Normality tests prove that our data are normally distributed – differences from the normal distribution are not significant. Therefore, we can use parametric ANOVA tests:
SPSS gives an opportunity to calculate plenty of post-hoc tests. Among them the most popular are Tukey and Games-Howell tests.
The Tukey test is powerful and widely accepted but it also has some limitations. It assumes that both variances in population and group sizes are equal. If this conditions are not true, we should use Gabriel's procedure, or if the sizes are very different – Hochberg's GT2.
The Games-Howell test does not require any of these conditions and, therefore, represent a good alternative to Tukey test.
Apart from post-hoc tests, the Homogeneity of Variance Test, Brown-Forsythe and Welch tests should be calculated.
Assumption of ANOVA is homogeneity of variance and because of this, such test should be performed.

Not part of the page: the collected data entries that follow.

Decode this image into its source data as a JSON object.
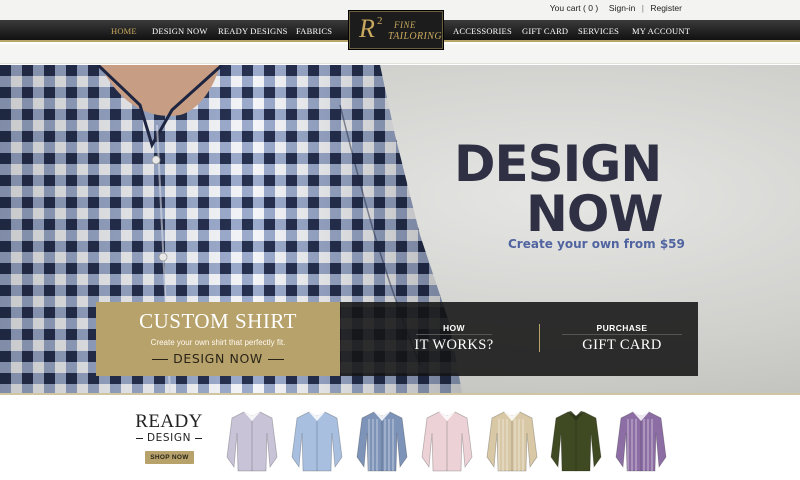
{
  "topbar": {
    "cart_text": "You cart ( 0 )",
    "signin": "Sign-in",
    "separator": "|",
    "register": "Register"
  },
  "nav": {
    "left": [
      "HOME",
      "DESIGN NOW",
      "READY DESIGNS",
      "FABRICS"
    ],
    "right": [
      "ACCESSORIES",
      "GIFT CARD",
      "SERVICES",
      "MY ACCOUNT"
    ],
    "active": "HOME",
    "active_color": "#c8a95d"
  },
  "logo": {
    "letter": "R",
    "superscript": "2",
    "line1": "FINE",
    "line2": "TAILORING"
  },
  "hero": {
    "title_line1": "DESIGN",
    "title_line2": "NOW",
    "subtitle": "Create your own from $59",
    "title_color": "#2f3044",
    "subtitle_color": "#5064a0"
  },
  "promo": {
    "custom_title": "CUSTOM SHIRT",
    "custom_desc": "Create your own shirt that perfectly fit.",
    "custom_cta": "DESIGN NOW",
    "how_small": "HOW",
    "how_big": "IT WORKS?",
    "purchase_small": "PURCHASE",
    "purchase_big": "GIFT CARD",
    "accent": "#b7a26b"
  },
  "ready": {
    "title": "READY",
    "subtitle": "DESIGN",
    "button": "SHOP NOW",
    "products": [
      {
        "name": "lavender-shirt",
        "color": "#c9c3d8"
      },
      {
        "name": "light-blue-shirt",
        "color": "#a8bfe0"
      },
      {
        "name": "blue-stripe-shirt",
        "color": "#7d93b8"
      },
      {
        "name": "pink-shirt",
        "color": "#ecd2d6"
      },
      {
        "name": "beige-stripe-shirt",
        "color": "#d8c8a6"
      },
      {
        "name": "olive-shirt",
        "color": "#3f4a22"
      },
      {
        "name": "purple-stripe-shirt",
        "color": "#8c6ea4"
      }
    ]
  }
}
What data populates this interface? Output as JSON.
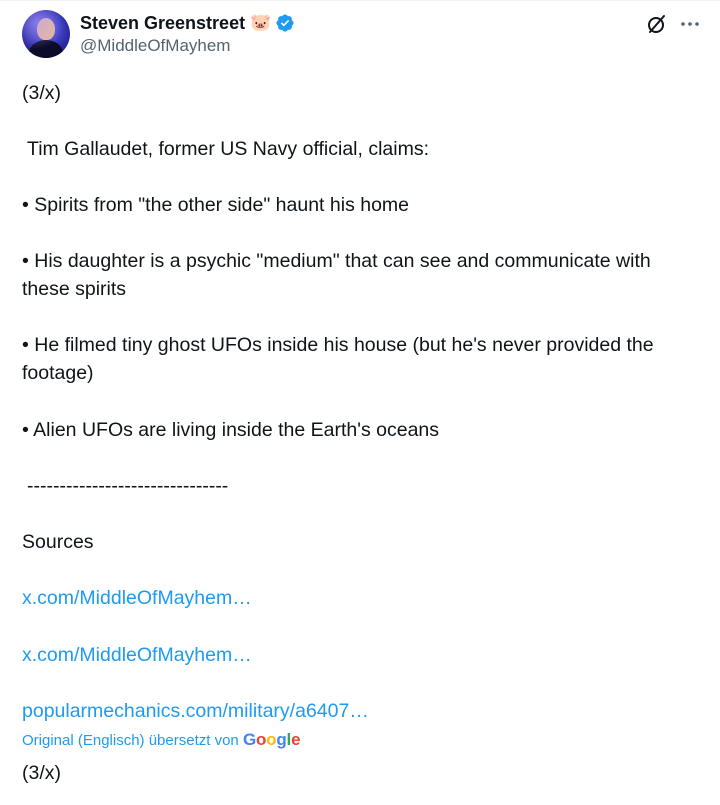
{
  "author": {
    "display_name": "Steven Greenstreet",
    "emoji": "🐷",
    "handle": "@MiddleOfMayhem"
  },
  "icons": {
    "avatar": "avatar",
    "verified": "verified-badge-icon",
    "grok": "grok-icon",
    "more": "more-options-icon"
  },
  "colors": {
    "link": "#1d9bf0",
    "text": "#0f1419",
    "muted": "#536471",
    "verified": "#1d9bf0"
  },
  "body": {
    "part_marker": "(3/x)",
    "intro": "Tim Gallaudet, former US Navy official, claims:",
    "bullet_1": "• Spirits from \"the other side\" haunt his home",
    "bullet_2_line_1": "• His daughter is a psychic \"medium\" that can see and communicate with",
    "bullet_2_line_2": "these spirits",
    "bullet_3_line_1": "• He filmed tiny ghost UFOs inside his house (but he's never provided the",
    "bullet_3_line_2": "footage)",
    "bullet_4": "• Alien UFOs are living inside the Earth's oceans",
    "divider": "-------------------------------",
    "sources_label": "Sources",
    "link_1": "x.com/MiddleOfMayhem…",
    "link_2": "x.com/MiddleOfMayhem…",
    "link_3": "popularmechanics.com/military/a6407…",
    "translated_by": "Original (Englisch) übersetzt von",
    "google_letters": [
      "G",
      "o",
      "o",
      "g",
      "l",
      "e"
    ],
    "google_colors": [
      "#4285F4",
      "#EA4335",
      "#FBBC05",
      "#4285F4",
      "#34A853",
      "#EA4335"
    ],
    "part_marker_end": "(3/x)"
  }
}
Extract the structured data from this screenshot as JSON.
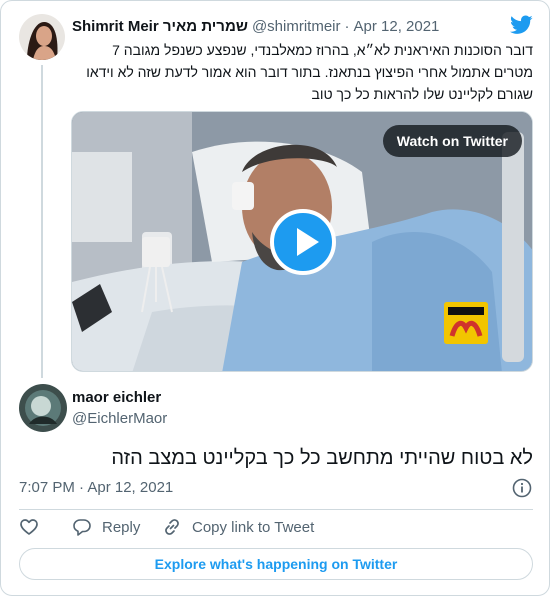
{
  "parent_tweet": {
    "author_name": "Shimrit Meir שמרית מאיר",
    "handle": "@shimritmeir",
    "separator": "·",
    "date": "Apr 12, 2021",
    "text": "דובר הסוכנות האיראנית לא״א, בהרוז כמאלבנדי, שנפצע כשנפל מגובה 7 מטרים אתמול אחרי הפיצוץ בנתאנז. בתור דובר הוא אמור לדעת שזה לא וידאו שגורם לקליינט שלו להראות כל כך טוב",
    "media": {
      "watch_label": "Watch on Twitter",
      "logo_text": "IRNA 24"
    }
  },
  "main_tweet": {
    "author_name": "maor eichler",
    "handle": "@EichlerMaor",
    "text": "לא בטוח שהייתי מתחשב כל כך בקליינט במצב הזה",
    "time": "7:07 PM · Apr 12, 2021"
  },
  "actions": {
    "like_label": "",
    "reply_label": "Reply",
    "copy_label": "Copy link to Tweet"
  },
  "explore_label": "Explore what's happening on Twitter",
  "colors": {
    "accent": "#1d9bf0",
    "secondary_text": "#536471",
    "border": "#cfd9de"
  },
  "icons": [
    "twitter-bird-icon",
    "play-icon",
    "info-icon",
    "heart-icon",
    "reply-icon",
    "copy-link-icon"
  ]
}
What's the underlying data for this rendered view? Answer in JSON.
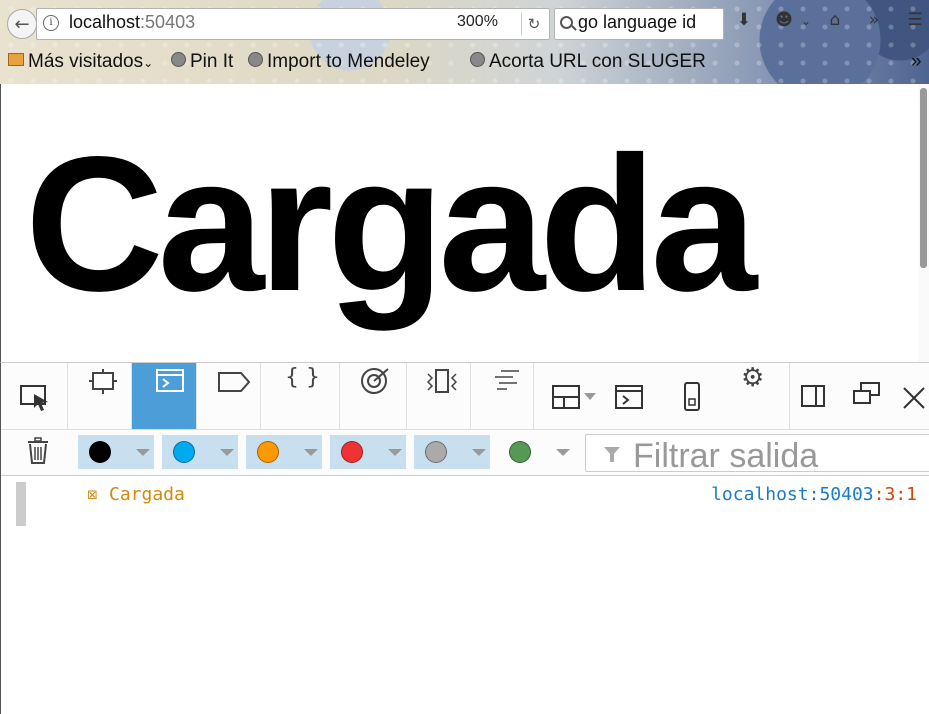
{
  "browser": {
    "url_host": "localhost",
    "url_port": ":50403",
    "zoom": "300%",
    "search_text": "go language id",
    "bookmarks": [
      {
        "label": "Más visitados",
        "icon": "folder-icon"
      },
      {
        "label": "Pin It",
        "icon": "globe-icon"
      },
      {
        "label": "Import to Mendeley",
        "icon": "globe-icon"
      },
      {
        "label": "Acorta URL con SLUGER",
        "icon": "globe-icon"
      }
    ],
    "overflow": "»"
  },
  "page": {
    "heading": "Cargada"
  },
  "devtools": {
    "tools": [
      "inspector",
      "console",
      "debugger",
      "style-editor",
      "performance",
      "memory",
      "network"
    ],
    "active_tool": "console",
    "filter_placeholder": "Filtrar salida",
    "levels": [
      {
        "name": "errors",
        "color": "#000000",
        "enabled": true
      },
      {
        "name": "warnings",
        "color": "#00aaee",
        "enabled": true
      },
      {
        "name": "info",
        "color": "#ff9900",
        "enabled": true
      },
      {
        "name": "logs",
        "color": "#ee3333",
        "enabled": true
      },
      {
        "name": "debug",
        "color": "#aaaaaa",
        "enabled": true
      },
      {
        "name": "css",
        "color": "#559955",
        "enabled": false
      }
    ]
  },
  "console": {
    "messages": [
      {
        "text": "Cargada",
        "icon": "⊠",
        "source_host": "localhost:50403",
        "source_pos": ":3:1"
      }
    ]
  }
}
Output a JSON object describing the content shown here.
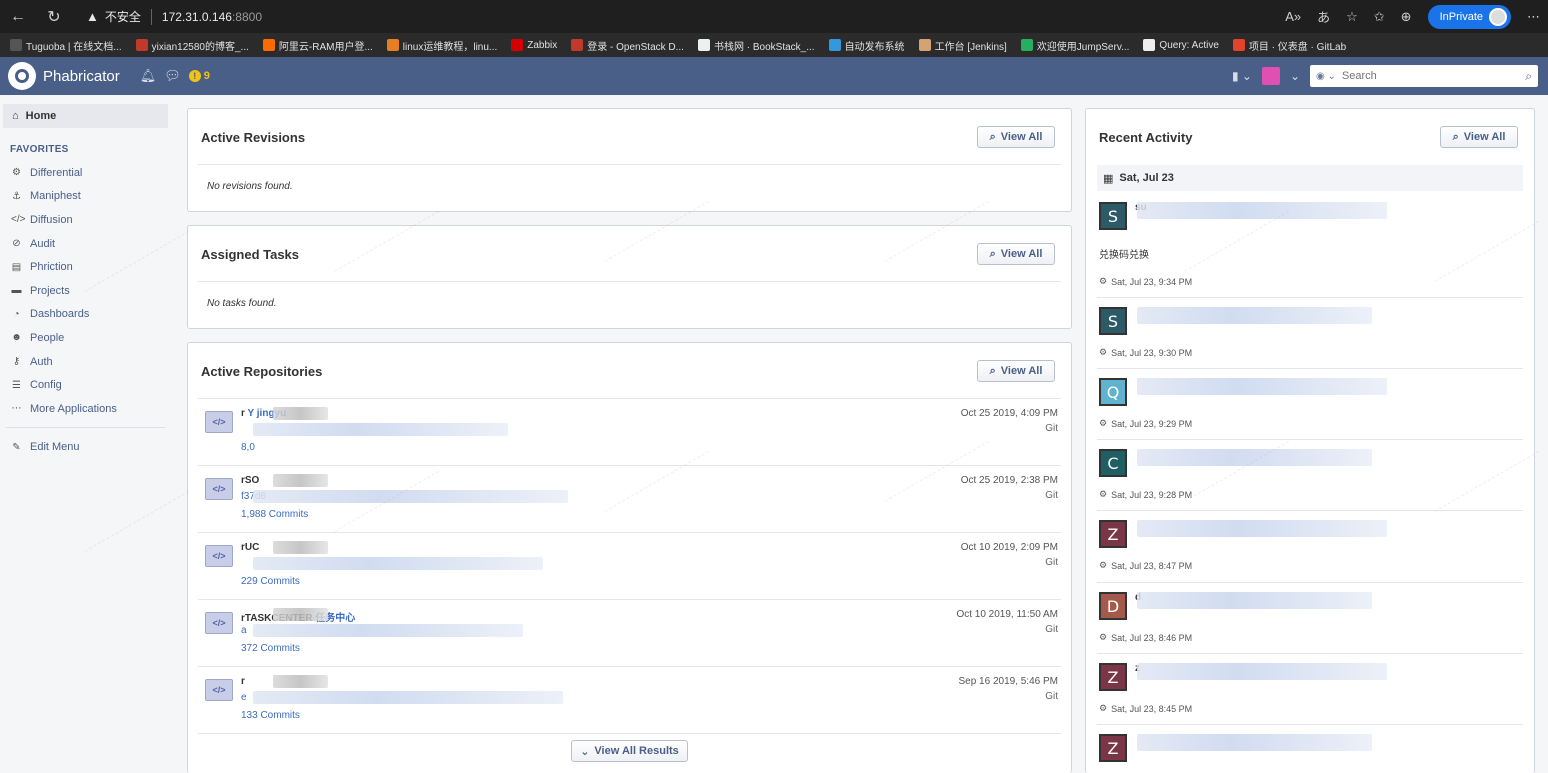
{
  "browser": {
    "insecure_label": "不安全",
    "url": "172.31.0.146",
    "port": ":8800",
    "inprivate_label": "InPrivate"
  },
  "bookmarks": [
    {
      "label": "Tuguoba | 在线文档...",
      "color": "#555555"
    },
    {
      "label": "yixian12580的博客_...",
      "color": "#c0392b"
    },
    {
      "label": "阿里云-RAM用户登...",
      "color": "#ff6a00"
    },
    {
      "label": "linux运维教程，linu...",
      "color": "#e67e22"
    },
    {
      "label": "Zabbix",
      "color": "#d40000"
    },
    {
      "label": "登录 - OpenStack D...",
      "color": "#c0392b"
    },
    {
      "label": "书栈网 · BookStack_...",
      "color": "#ecf0f1"
    },
    {
      "label": "自动发布系统",
      "color": "#3498db"
    },
    {
      "label": "工作台 [Jenkins]",
      "color": "#d4a373"
    },
    {
      "label": "欢迎使用JumpServ...",
      "color": "#27ae60"
    },
    {
      "label": "Query: Active",
      "color": "#eeeeee"
    },
    {
      "label": "项目 · 仪表盘 · GitLab",
      "color": "#e24329"
    }
  ],
  "header": {
    "brand": "Phabricator",
    "alert_count": "9",
    "search_placeholder": "Search"
  },
  "sidebar": {
    "home_label": "Home",
    "favorites_heading": "FAVORITES",
    "items": [
      {
        "label": "Differential",
        "icon": "gear-icon",
        "glyph": "⚙"
      },
      {
        "label": "Maniphest",
        "icon": "anchor-icon",
        "glyph": "⚓"
      },
      {
        "label": "Diffusion",
        "icon": "code-icon",
        "glyph": "</>"
      },
      {
        "label": "Audit",
        "icon": "check-circle-icon",
        "glyph": "⊘"
      },
      {
        "label": "Phriction",
        "icon": "book-icon",
        "glyph": "▤"
      },
      {
        "label": "Projects",
        "icon": "briefcase-icon",
        "glyph": "▬"
      },
      {
        "label": "Dashboards",
        "icon": "dashboard-icon",
        "glyph": "◔"
      },
      {
        "label": "People",
        "icon": "users-icon",
        "glyph": "☻"
      },
      {
        "label": "Auth",
        "icon": "key-icon",
        "glyph": "⚷"
      },
      {
        "label": "Config",
        "icon": "sliders-icon",
        "glyph": "☰"
      },
      {
        "label": "More Applications",
        "icon": "ellipsis-icon",
        "glyph": "⋯"
      }
    ],
    "edit_menu_label": "Edit Menu"
  },
  "active_revisions": {
    "title": "Active Revisions",
    "button": "View All",
    "empty": "No revisions found."
  },
  "assigned_tasks": {
    "title": "Assigned Tasks",
    "button": "View All",
    "empty": "No tasks found."
  },
  "active_repositories": {
    "title": "Active Repositories",
    "button": "View All",
    "footer_button": "View All Results",
    "repos": [
      {
        "name": "r",
        "desc": "Y jingyu",
        "hash": "",
        "commits": "8,0",
        "date": "Oct 25 2019, 4:09 PM",
        "vcs": "Git"
      },
      {
        "name": "rSO",
        "desc": "",
        "hash": "f37d6",
        "commits": "1,988 Commits",
        "date": "Oct 25 2019, 2:38 PM",
        "vcs": "Git"
      },
      {
        "name": "rUC",
        "desc": "",
        "hash": "",
        "commits": "229 Commits",
        "date": "Oct 10 2019, 2:09 PM",
        "vcs": "Git"
      },
      {
        "name": "rTASKCENTER",
        "desc": "任务中心",
        "hash": "a",
        "commits": "372 Commits",
        "date": "Oct 10 2019, 11:50 AM",
        "vcs": "Git"
      },
      {
        "name": "r",
        "desc": "",
        "hash": "e",
        "commits": "133 Commits",
        "date": "Sep 16 2019, 5:46 PM",
        "vcs": "Git"
      }
    ]
  },
  "recent_activity": {
    "title": "Recent Activity",
    "button": "View All",
    "day": "Sat, Jul 23",
    "items": [
      {
        "letter": "S",
        "color": "#2c5a66",
        "frag": "su",
        "extra": "兑换码兑换",
        "time": "Sat, Jul 23, 9:34 PM"
      },
      {
        "letter": "S",
        "color": "#2c5a66",
        "frag": "",
        "extra": "",
        "time": "Sat, Jul 23, 9:30 PM"
      },
      {
        "letter": "Q",
        "color": "#5fb3cf",
        "frag": "",
        "extra": "",
        "time": "Sat, Jul 23, 9:29 PM"
      },
      {
        "letter": "C",
        "color": "#1f5f63",
        "frag": "",
        "extra": "",
        "time": "Sat, Jul 23, 9:28 PM"
      },
      {
        "letter": "Z",
        "color": "#7a3546",
        "frag": "",
        "extra": "",
        "time": "Sat, Jul 23, 8:47 PM"
      },
      {
        "letter": "D",
        "color": "#a5594a",
        "frag": "d",
        "extra": "",
        "time": "Sat, Jul 23, 8:46 PM"
      },
      {
        "letter": "Z",
        "color": "#7a3546",
        "frag": "z",
        "extra": "",
        "time": "Sat, Jul 23, 8:45 PM"
      },
      {
        "letter": "Z",
        "color": "#7a3546",
        "frag": "",
        "extra": "",
        "time": ""
      }
    ]
  }
}
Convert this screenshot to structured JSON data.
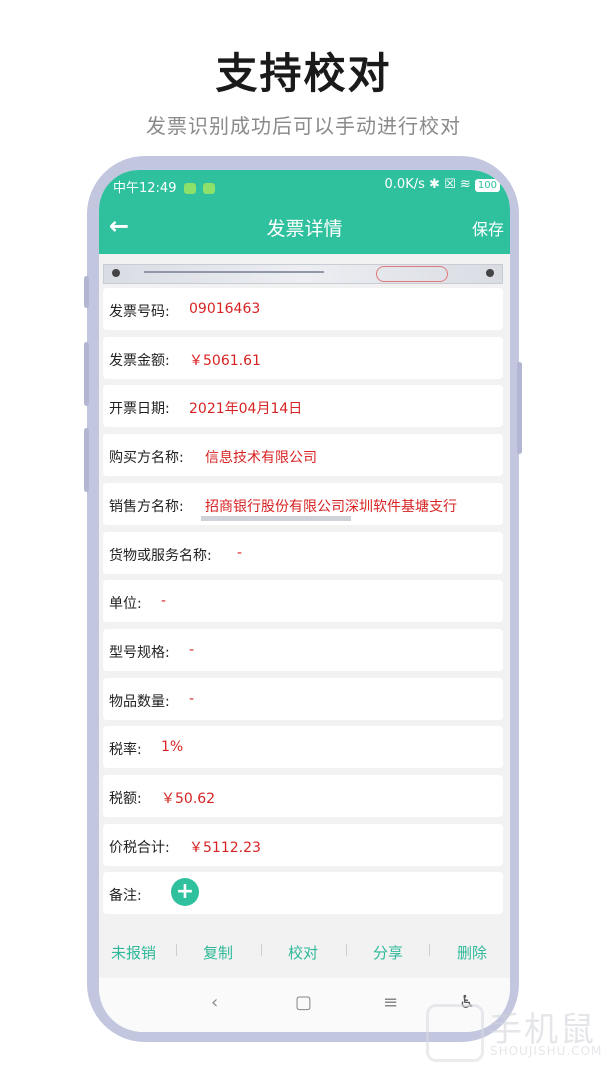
{
  "headline": "支持校对",
  "subheadline": "发票识别成功后可以手动进行校对",
  "status_bar": {
    "time": "中午12:49",
    "network": "0.0K/s",
    "battery": "100"
  },
  "app_bar": {
    "back_icon": "arrow-left-icon",
    "title": "发票详情",
    "save_label": "保存"
  },
  "fields": [
    {
      "label": "发票号码:",
      "value": "09016463"
    },
    {
      "label": "发票金额:",
      "value": "￥5061.61"
    },
    {
      "label": "开票日期:",
      "value": "2021年04月14日"
    },
    {
      "label": "购买方名称:",
      "value": "信息技术有限公司"
    },
    {
      "label": "销售方名称:",
      "value": "招商银行股份有限公司深圳软件基塘支行"
    },
    {
      "label": "货物或服务名称:",
      "value": "-"
    },
    {
      "label": "单位:",
      "value": "-"
    },
    {
      "label": "型号规格:",
      "value": "-"
    },
    {
      "label": "物品数量:",
      "value": "-"
    },
    {
      "label": "税率:",
      "value": "1%"
    },
    {
      "label": "税额:",
      "value": "￥50.62"
    },
    {
      "label": "价税合计:",
      "value": "￥5112.23"
    },
    {
      "label": "备注:",
      "value": ""
    }
  ],
  "actions": [
    "未报销",
    "复制",
    "校对",
    "分享",
    "删除"
  ],
  "nav": {
    "back": "‹",
    "home": "▢",
    "menu": "≡",
    "accessibility": "accessibility-icon"
  },
  "watermark": {
    "cn": "手机鼠",
    "en": "SHOUJISHU.COM"
  },
  "colors": {
    "accent": "#2fc09e",
    "value_red": "#d72323"
  }
}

However, if this assumption is not satisfied, Brown-Forsythe and Welch options will display alternative versions of the F statistic and results will still be appropriate for use.
To specify one-way ANOVA:
1) Click the Analyze menu, point to Compare Means, and select One-Way ANOVA… :
The One-Way ANOVA dialog box opens:
2) Select the dependent variable (“Tea Tree Diffusion”) and factor variable (“1 – E.coli, 2 – E.faec…”) and move them to Dependent List and to Factor by clicking upper and lower transfer arrow buttons , respectively.
3) Click the Post Hoc… button; One-Way ANOVA: Post Hoc Multiple Comparisons dialog box opens:
4) Select Tukey test in the Equal Variances Assumed section and Games-Howell test in the Equal Variances Not Assumed section.
5) Click the Continue button. This returns you to the One-Way ANOVA dialog box.
6) Click the Options… button; the One-Way ANOVA: Options dialog box opens:
7) Select Homogeneity of Variance Test, Brown-Forsythe and Welch.
8) Click the Continue button. This returns you to One-Way ANOVA dialog box.
9) Click the OK button. An Output Viewer window opens and displays the statistics for one-way ANOVA.
The Output Viewer contains five tables with statistical results: the Test of Homogeneity of Variances table, the ANOVA table with results for ANOVA itself, the Robust Tests of Equality of Means table, the Multiple Comparisons table with results of post hoc tests and the table with means for homogeneous subsets of groups:
From the first table we see that variance are homogenous within groups, this was assessed by the Levene test. Significance level is more than 0.05 which indicates that the null hypothesis about homogeneity of variances is accepted. Therefore, we can readily use results of all ANOVA tests as the main assumption of ANOVA is satisfied.
The ANOVA table shows that differences in means between groups are statistically significant (p = 0.000): we can reject the null hypothesis about equality of means between groups. Welch and Brown-Forsythe tests indicate the same in the next table (p = 0.000 for both tests).
From the table with post hoc results we can use Tukey test because homogeneity of variances was proved. This test shows the results of paired comparison and we can see that all groups differe significantly from each other: when the 1st and the 2nd groups are compared p = 0.004, when the 1st and the 3rd groups are compared p = 0.000, when the 2nd and the 3rd groups are compared also p = 0.000 (p<0.001).
The last table contains means for homogenous groups: 11.2 mm, 15.5 mm and 23.6 mm for the 1st, 2nd and 3rd groups, respectively.
Formal reporting results of the one-way ANOVA includes mentioning F statistics, degrees of freedom and p-value. So, in our example results is reported as:
There are significant differences between inhibition zones against E. coli, E. faecalis and S. aureus, F(2,33) = 50.96, p < 0.001.